How was taua to aid Maná to keep the affections of Lutz? The philter that Julia sought on the slopes of Vesuvius to win the love of Glaucus came to mind, but the tauas, I remembered, used no physical means to work their spells. They depended entirely on the mind. They studied its every intricacy, and the power of suggestion was, I reasoned, their weapon and medicine as it was with Charcot, Freud, or Coué, the modern tauas of Europe. In my travels and residence of a dozen years in Asia and the South Seas, I had been confronted often with phenomena inexplicable except through control of others’ minds by the thaumaturgist. Nevertheless, I had so frequently had such an opinion shattered by a more artful and cunning material explanation that at each instance I wavered as to the method of the mage.
The schooner Morning Star, the Fetia Taiao, swung about the Marquesan group, from Tahauku to Taiohae, Oomoa, and Vaitahu, and after a month dropped anchor again near the stone steps of Lutz’s magazin. Lying Bill I met at the governor’s, and heard him say that he had as passenger for Papeete the “old woman of the Dutchman.”
“I’ll sail with the first ‘an’ful o’ wind after we load our copra,” he said. “That’ll be in three days. Maná is bloomin’ well angry at Lutz. I’m wonderin’ if she won’t go over to Taaoa and ’ook out those purty eyes o’ Ma’m’selle. ’E oughta ’ave Mc’Enry’s woman to deal with. She’d take a war-club to im.”

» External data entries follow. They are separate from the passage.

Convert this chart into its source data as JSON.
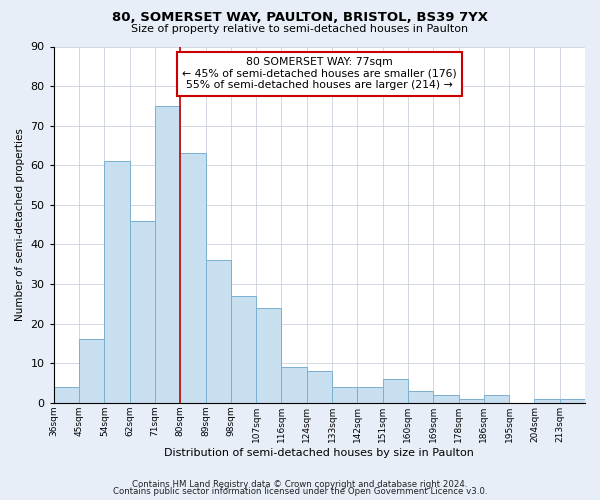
{
  "title": "80, SOMERSET WAY, PAULTON, BRISTOL, BS39 7YX",
  "subtitle": "Size of property relative to semi-detached houses in Paulton",
  "xlabel": "Distribution of semi-detached houses by size in Paulton",
  "ylabel": "Number of semi-detached properties",
  "bin_labels": [
    "36sqm",
    "45sqm",
    "54sqm",
    "62sqm",
    "71sqm",
    "80sqm",
    "89sqm",
    "98sqm",
    "107sqm",
    "116sqm",
    "124sqm",
    "133sqm",
    "142sqm",
    "151sqm",
    "160sqm",
    "169sqm",
    "178sqm",
    "186sqm",
    "195sqm",
    "204sqm",
    "213sqm"
  ],
  "bin_edges": [
    0,
    1,
    2,
    3,
    4,
    5,
    6,
    7,
    8,
    9,
    10,
    11,
    12,
    13,
    14,
    15,
    16,
    17,
    18,
    19,
    20
  ],
  "bin_widths": [
    1,
    1,
    1,
    1,
    1,
    1,
    1,
    1,
    1,
    1,
    1,
    1,
    1,
    1,
    1,
    1,
    1,
    1,
    1,
    1,
    1
  ],
  "counts": [
    4,
    16,
    61,
    46,
    75,
    63,
    36,
    27,
    24,
    9,
    8,
    4,
    4,
    6,
    3,
    2,
    1,
    2,
    0,
    1,
    1
  ],
  "bar_color": "#c8dff0",
  "bar_edge_color": "#7ab0d0",
  "marker_bin": 5,
  "marker_line_color": "#cc0000",
  "annotation_title": "80 SOMERSET WAY: 77sqm",
  "annotation_line1": "← 45% of semi-detached houses are smaller (176)",
  "annotation_line2": "55% of semi-detached houses are larger (214) →",
  "annotation_box_edge": "#cc0000",
  "ylim": [
    0,
    90
  ],
  "yticks": [
    0,
    10,
    20,
    30,
    40,
    50,
    60,
    70,
    80,
    90
  ],
  "footer1": "Contains HM Land Registry data © Crown copyright and database right 2024.",
  "footer2": "Contains public sector information licensed under the Open Government Licence v3.0.",
  "bg_color": "#e8eef8",
  "plot_bg_color": "#ffffff",
  "grid_color": "#c0c8d8"
}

Lutz had me to dinner again the night before the schooner left, and at table were, besides Jensen and the Hamburg apprentice, Captain Pincher and Ducat, his mate. I did not get a glimpse of Maná, though Lutz appeared uneasy, and occasionally went out into the kitchen and once into the garden. The good Patzenhofer beer was plentifully served by the Tongan, and, un-iced as it was, we drank several cases of it with “Hochs!” from Lutz and the Hamburger, “Skoals!” from Jensen, and “‘Ere’s yer bloody ’ealths!” from Lying Bill.
McHenry, I learned, was keeping a store on the atoll of Takaroa. The rahui at Takaroa was finished, and the divers dispersed. No great pearl had been brought up, though Mapuhi and his tribe had had a bountiful season. Our party broke up about midnight, and, after the seafarers had gone down the basalt stairs to their boat, and his clerks were in bed, Lutz and I sat a few minutes. He, perhaps, wanted to avow his intentions regarding Barbe Narbonne, to justify himself about Maná, and to gain from me the comfort of my concurrence in his ethics and ambitions, but his stiff Prussian bringing-up forbade him. Instead, he spoke of his childhood at Frankfort, his education, and his failure to go to a University on account of poverty. At seventeen, he had been put to work in an exporting house in Hamburg, and had passed seven years as an underling with small pay. His chance had come when debts due the company in Tahiti called for an experienced man in goods and finance to go to Papeete and wring a settlement from the debtor. He had been able to please his firm, and to buy out the failing concern by Hamburg backing. In the fourteen years since, he had been exiled in Tahauku, and despite his grinding efforts and many voluntary privations, had not amassed much. His mother and father in Germany were dependent on him, and he had not been able once to visit them because of the expense.